We’ve come a long way from getting dumped via a Post-It note à la Sex and the City. Technology has not only changed the way we find and develop relationships, but also the way they end and how we get over them. But, whether we’re technologically-dependent 21st-century millennials or Dark Age cave people, breakups can be incredibly alienating.
No one can say the right thing, no one understands what we’re going through, no one else has ever experienced an earth-shattering torment quite like this. And sometimes, you’d rather be left alone to listen to Leona Lewis’ ‘Bleeding Love’ with a never-ending pack of Kleenex at your disposal than face the patronizing nods, evasive hand-touching and anti-comforting smiles of your friends, no matter how close you are to them.
Enter the breakup app
Like friendly therapists that live in your pocket, break-up apps are downloadable counselors.

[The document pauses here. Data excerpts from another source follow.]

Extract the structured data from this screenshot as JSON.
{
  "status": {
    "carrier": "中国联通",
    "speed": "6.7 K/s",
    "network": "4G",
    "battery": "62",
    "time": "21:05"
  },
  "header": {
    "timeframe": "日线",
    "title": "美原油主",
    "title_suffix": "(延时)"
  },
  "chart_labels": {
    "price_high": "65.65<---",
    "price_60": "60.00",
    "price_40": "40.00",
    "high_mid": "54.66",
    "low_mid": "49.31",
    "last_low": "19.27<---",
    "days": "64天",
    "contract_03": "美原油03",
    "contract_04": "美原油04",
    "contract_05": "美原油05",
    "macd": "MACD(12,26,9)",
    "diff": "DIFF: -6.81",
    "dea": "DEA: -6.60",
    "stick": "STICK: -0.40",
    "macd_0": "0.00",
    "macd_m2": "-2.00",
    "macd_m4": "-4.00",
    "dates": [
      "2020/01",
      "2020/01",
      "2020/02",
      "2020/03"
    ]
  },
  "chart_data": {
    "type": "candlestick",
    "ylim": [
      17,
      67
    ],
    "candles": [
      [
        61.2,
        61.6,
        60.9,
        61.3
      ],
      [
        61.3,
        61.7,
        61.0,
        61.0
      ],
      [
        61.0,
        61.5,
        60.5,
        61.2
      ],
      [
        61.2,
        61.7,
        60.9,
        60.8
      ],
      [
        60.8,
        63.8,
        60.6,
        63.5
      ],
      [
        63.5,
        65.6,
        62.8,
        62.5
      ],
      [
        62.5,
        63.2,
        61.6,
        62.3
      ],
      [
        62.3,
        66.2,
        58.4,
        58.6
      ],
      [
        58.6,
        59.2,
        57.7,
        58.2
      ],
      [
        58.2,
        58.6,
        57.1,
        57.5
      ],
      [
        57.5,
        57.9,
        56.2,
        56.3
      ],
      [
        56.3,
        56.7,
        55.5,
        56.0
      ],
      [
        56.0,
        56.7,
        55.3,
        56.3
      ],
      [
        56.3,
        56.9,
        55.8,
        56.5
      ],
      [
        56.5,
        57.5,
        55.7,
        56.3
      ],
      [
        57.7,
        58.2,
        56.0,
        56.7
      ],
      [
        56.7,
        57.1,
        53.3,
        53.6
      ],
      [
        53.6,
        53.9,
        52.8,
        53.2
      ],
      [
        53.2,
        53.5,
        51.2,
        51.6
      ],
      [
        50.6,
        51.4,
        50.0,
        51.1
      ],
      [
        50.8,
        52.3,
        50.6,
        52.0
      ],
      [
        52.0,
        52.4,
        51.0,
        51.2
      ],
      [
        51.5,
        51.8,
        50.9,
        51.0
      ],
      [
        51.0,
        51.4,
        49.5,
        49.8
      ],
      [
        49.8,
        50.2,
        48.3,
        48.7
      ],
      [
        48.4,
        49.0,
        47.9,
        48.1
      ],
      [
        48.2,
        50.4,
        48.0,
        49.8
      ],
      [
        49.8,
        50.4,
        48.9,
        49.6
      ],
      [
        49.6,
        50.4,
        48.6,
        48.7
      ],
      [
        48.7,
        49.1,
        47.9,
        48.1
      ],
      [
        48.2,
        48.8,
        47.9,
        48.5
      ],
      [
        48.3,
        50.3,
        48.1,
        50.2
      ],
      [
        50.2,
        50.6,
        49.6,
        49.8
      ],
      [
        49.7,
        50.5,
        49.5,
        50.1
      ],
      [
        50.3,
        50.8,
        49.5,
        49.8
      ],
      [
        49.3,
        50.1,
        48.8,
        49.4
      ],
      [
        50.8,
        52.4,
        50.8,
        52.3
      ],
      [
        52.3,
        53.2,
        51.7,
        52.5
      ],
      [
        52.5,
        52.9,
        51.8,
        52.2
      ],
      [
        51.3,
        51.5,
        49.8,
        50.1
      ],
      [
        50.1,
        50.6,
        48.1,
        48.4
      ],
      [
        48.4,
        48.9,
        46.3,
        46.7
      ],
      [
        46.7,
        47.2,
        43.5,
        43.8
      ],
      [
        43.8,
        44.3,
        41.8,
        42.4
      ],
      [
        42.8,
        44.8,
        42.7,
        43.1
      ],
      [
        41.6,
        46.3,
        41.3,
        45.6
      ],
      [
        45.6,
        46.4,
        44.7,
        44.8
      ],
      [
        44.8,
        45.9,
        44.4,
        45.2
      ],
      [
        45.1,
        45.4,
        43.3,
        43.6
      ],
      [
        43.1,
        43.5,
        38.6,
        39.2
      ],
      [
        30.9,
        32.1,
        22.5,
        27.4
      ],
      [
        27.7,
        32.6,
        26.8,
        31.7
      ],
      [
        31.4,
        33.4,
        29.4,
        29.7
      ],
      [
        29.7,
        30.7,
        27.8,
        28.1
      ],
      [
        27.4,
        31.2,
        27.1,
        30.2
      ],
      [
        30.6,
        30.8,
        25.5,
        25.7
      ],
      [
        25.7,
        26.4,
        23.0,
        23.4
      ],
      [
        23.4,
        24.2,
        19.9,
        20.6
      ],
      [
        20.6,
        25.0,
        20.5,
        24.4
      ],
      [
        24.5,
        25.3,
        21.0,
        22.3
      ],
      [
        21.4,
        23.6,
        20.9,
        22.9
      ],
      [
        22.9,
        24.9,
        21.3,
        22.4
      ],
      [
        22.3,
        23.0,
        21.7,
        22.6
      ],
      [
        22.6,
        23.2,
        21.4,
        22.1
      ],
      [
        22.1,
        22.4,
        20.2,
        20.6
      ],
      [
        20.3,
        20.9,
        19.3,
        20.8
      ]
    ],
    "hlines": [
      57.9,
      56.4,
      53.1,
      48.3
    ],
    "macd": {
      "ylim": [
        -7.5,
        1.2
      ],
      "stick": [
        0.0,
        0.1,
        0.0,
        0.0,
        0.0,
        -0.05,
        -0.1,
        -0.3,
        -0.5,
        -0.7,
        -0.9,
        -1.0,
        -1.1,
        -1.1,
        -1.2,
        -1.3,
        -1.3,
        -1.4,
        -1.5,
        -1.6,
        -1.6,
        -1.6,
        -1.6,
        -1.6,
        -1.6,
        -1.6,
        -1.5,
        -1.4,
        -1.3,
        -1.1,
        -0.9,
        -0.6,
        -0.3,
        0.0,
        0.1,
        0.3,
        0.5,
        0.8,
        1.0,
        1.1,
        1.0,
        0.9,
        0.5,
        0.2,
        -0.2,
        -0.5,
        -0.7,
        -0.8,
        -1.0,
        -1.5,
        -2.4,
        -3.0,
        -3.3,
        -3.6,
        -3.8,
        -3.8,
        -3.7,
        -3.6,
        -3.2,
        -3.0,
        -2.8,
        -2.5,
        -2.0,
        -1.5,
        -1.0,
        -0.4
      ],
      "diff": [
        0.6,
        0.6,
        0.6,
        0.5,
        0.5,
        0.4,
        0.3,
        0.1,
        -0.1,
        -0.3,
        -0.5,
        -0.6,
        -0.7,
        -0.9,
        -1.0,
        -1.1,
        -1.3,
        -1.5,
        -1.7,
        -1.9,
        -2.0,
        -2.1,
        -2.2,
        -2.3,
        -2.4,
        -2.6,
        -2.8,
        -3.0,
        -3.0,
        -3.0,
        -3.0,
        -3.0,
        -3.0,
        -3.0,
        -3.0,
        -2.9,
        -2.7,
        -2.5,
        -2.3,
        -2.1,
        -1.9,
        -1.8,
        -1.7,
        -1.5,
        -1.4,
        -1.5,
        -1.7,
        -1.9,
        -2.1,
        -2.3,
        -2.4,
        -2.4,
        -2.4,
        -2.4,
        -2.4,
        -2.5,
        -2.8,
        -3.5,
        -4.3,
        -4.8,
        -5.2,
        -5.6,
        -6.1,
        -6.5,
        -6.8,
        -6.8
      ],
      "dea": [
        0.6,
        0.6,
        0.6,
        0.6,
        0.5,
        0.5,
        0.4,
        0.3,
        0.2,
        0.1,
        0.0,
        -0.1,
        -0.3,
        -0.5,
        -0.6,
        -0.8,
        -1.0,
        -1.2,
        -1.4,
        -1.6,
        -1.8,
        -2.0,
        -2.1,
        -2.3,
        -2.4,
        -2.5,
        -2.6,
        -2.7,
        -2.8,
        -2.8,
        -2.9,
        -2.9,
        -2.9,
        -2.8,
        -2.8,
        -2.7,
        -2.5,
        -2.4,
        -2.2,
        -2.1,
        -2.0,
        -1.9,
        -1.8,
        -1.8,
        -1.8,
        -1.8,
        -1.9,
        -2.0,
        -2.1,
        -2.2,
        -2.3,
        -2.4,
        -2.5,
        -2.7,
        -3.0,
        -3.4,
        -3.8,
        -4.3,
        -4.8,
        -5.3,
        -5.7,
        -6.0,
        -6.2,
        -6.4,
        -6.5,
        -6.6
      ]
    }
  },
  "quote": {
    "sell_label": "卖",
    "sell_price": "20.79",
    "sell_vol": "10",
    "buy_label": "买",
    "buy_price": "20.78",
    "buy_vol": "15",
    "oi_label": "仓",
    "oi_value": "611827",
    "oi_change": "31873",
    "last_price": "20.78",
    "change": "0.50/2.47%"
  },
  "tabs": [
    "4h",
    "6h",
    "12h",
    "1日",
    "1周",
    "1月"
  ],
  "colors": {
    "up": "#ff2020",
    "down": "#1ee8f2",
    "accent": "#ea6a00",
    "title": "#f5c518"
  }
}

They guide you through all the complicated thoughts, feelings and emotions you’re suddenly saddled with post-break-up. Want to reach out to your estranged lover? There’s an app to stop you doing that. Want to really sift through your heartbreak and analyze it to the most minor of details? There’s an app for that, too. Want to perform black magic on your ex and give them forty years of bad luck? There’s not an app for that, but these will help you forgive and forget, and they’re as easy to implement into your daily routine as a morning coffee.
And there’s more out there than you’d think. Mend has features for journaling, prioritizing self-care, peppy pick-me-up lock screen notifications and audio clippings from wellness gurus. Rx Breakup is a 30-day program that uses the power of writing to help break down unhealthy coping mechanisms that have arisen since the end of your relationship. Break-Up Boss, among many an impressive trick, turns your venting to overdrive via fake texts to your ex so you don’t ever have to worry about accidentally hitting the send button. Sanity and Self, though predominantly a self-care app, has featured geared towards improving your relationships, even the ones that cease to exist.
Feeling Like Someone is On Your Side
Break-up apps aren’t the latest plot point from an episode of Black Mirror. In fact, they’re a quietly burning phenomenon – and women you know are using them to get through the most crushing of heartbreaks. Women just like Hannah, a 24-year-old living in Brooklyn. “I live in one of the most expensive cities in the world – you think I could afford therapy when my rent eats up over half my salary?” Hannah’s long-term relationship came to an end when she discovered her boyfriend’s affair. “I was enraged, I was devastated and all people were saying is ‘why couldn’t you see the signs?'”
We can all agree that other humans sometimes just can’t understand how we feel, at least not like the cold embrace of technology can. “I didn’t know who would just listen to me without judging and offering fucking useless advice. I read about Break-Up Boss and thought the $10 purchase fee was a bit steep, then I realized traditional therapy would leave me out of pocket.”
And did it work for Hannah? “It’s not the be-all-end-all eureka moment, but feeling like someone – or, I guess, something – is on your side helps you get there.”
Self Care and Healthy Distractions
An anonymous therapist and dating blogger from London was also a fan of Mend. “I liked the way there was a little audio clip to listen to everyday – it became a good self-care part of my routine and I listened to it when I went for a walk every lunchtime. I liked the way it asked how I was doing each day, which is something a self-help book can’t. The developer had made lots of conventional psychology wisdom specific to relationship breakups. Almost everything she said fit with CBT and things I’d tell my own patients, but in psychology we’ve tailored things to specific mental health disorders rather than life events.”
Solana from Baltimore, was less revealing about the details of her break-up, although she credits Sanity and Self for aiding her move forward. “It was nice to find a new use for an app I was already familiar with.”
It seems that, when you’re feeling alone after a break-up, technology does its part in filling the forlorn void. Mary, a 22-year-old Englishwoman by birth but Parisian by trade, turned to saturating her social media feeds with anything but pictures of happy people after a heartbreak. “My newsfeed was full of pictures of vegan food and dogs for the first time and, the more I interacted with the images, the more I saw them, so they became a good distraction from checking people’s profiles. It made me forget there was something or someone missing – and now I have an excellent knowledge of dog breeds.”
Furry Comfort
Is it the technological human substitutes or the influx of furry creatures that’s so comforting? Dr. Jacqueline Alnes wrote a sweet and brilliant essay for The Boston Globe about turning not to a dating app after a break-up, but for a virtual match-up of another kind: Petfinder.
“It seemed like the options were endless,” she tells me. “The app gave me the sense that there were too many cats out there to even browse through them all, which made my options (and hope) for the future feel limitless. And also the option to “favorite” a cat meant I could return to cats I grew fond of—when they got adopted, I would imagine them in their new happy homes.”
In a world where we are so reliant on technology, it appears it’s become a very valid form of self-care. This isn’t about finding a new flame on Tinder or Bumble or Hinge, or whatever else you crazy kids are using these days. It’s about using technology – a supposedly soulless medium – to ease yourself into being alone again and gaining a certain comfortability in that.